Many made the dangerous journey on small boats operated by people smugglers who have little regard for safety. Since 2015, more than 23,000 people have either died or gone missing while trying to reach Europe, according to the UN.

The issue has pitted EU member states against each other. On one side are receiving countries like Italy that have seen an influx of tens of thousands of people per year and have asked the EU for help to resettle them. On the other side are states like Hungary and Poland which refuse to cooperate and take their share of refugees. Both countries are governed by populist right-wing leaders who argue that they should have control over whom they admit to their territory

But whether the deal with Tunisia could actually lead to a meaningful result is another question.

For one, the pact remains vague. While von der Leyen promised last month the agreement would be worth as much €1 billion in financial aid and loans, the text doesn’t mention that figure.

“The agreement that has been published is almost entirely numberless, and it is extremely broad and unspecific, despite the fact that it is covering a lot of topics where the devil really is in the details,” Max Gallien, a research fellow at the Institute of Development Studies at the University of Sussex in the UK, told CNN.

To dispense a substantial amount of money to Tunisia, the European Commission would also need to get support from the European Parliament and the European Council, which is made up of representatives of all EU member states.

That could be tricky. The parliament has repeatedly criticized the Tunisian leader, even adopting a resolution in March to express concern about what it called “President Saied’s authoritarian drift” and his “racist discourse against sub-Saharan migrants.”

There are also questions about the Commission’s mandate. The agreement hints that the EU will make it easier for Tunisians to get visas to come to Europe legally.

“This is a prerogative of EU member states. So the Netherlands and the [European] Commission can go to Tunis and commit to this and say the EU is going to make Vague progress on this, but if France or Germany decides that they don’t feel like it, well, they just won’t do it,” Le Coz said.

‘Destruction of democracy’

Gallien said that the lack of exact commitments in the text of the agreement means the deal is mostly symbolic.

“It is designed to show progress, to signal that they’re working together on these issues, because both sides have domestic audiences that have an interest in this, but I think it is very doubtful or very unclear at this point how much will come out of it,” he said.

But signals matter, critics say. The EU is cooperating with Tunisia on migration despite serious allegations of human rights abuses against migrants on Tunisia’s part. Tunisian forces have been accused of arbitrary detentions and inhuman treatment of migrants. And Saied himself has stoked tensions by describing migration into Tunisia from other parts of Africa as “criminal enterprise hatched at the beginning of this century to change the demographic composition of Tunisia.”

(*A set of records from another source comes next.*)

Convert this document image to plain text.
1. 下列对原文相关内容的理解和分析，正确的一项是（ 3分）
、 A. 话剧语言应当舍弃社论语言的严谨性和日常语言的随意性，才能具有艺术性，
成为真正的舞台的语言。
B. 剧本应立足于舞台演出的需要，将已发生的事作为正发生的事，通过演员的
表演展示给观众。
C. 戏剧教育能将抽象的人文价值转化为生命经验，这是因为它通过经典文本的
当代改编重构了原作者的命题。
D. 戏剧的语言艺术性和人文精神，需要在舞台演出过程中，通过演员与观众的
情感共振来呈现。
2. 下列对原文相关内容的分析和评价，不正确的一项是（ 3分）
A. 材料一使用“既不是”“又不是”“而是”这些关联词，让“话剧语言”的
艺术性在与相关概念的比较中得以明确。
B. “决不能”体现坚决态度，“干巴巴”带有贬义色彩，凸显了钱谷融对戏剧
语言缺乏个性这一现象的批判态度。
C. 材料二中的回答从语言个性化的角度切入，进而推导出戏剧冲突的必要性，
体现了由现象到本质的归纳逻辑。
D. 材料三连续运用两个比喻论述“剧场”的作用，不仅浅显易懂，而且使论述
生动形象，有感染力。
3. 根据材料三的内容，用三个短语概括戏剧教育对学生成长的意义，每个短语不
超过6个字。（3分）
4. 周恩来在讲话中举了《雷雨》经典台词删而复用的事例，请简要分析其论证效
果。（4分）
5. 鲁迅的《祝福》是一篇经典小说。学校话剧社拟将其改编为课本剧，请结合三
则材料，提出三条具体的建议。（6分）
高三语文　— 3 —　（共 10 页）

The Tunisian government didn’t respond to CNN’s request for comment.

This isn’t the first time the EU has struck a deal with a North Afrian regime that has been accused of human rights abuses in order to stem migration. It brokered a similar agreement with Libya in 2017 despite documented human rights violations there. It announced additional support for Libya last year.

Gallien said Europe’s position on Tunisia’s descent into autocracy is worrying.

“We should not fall into the trap of just looking at other countries in the region and going ‘well, you know, there’s a lot of authoritarianism and consequently, Tunisia’s authoritarianism is less concerning’,” he said.

Tunisia’s democracy was not perfect, Gallien said, but “it did have a genuine attempt at developing democratic institutions.”

“This is a genuine destruction of something that has been built and consequently a narrowing of the options of a country of over 10 million people,” he added. “So, I think that is that is one reason we should be very concerned.”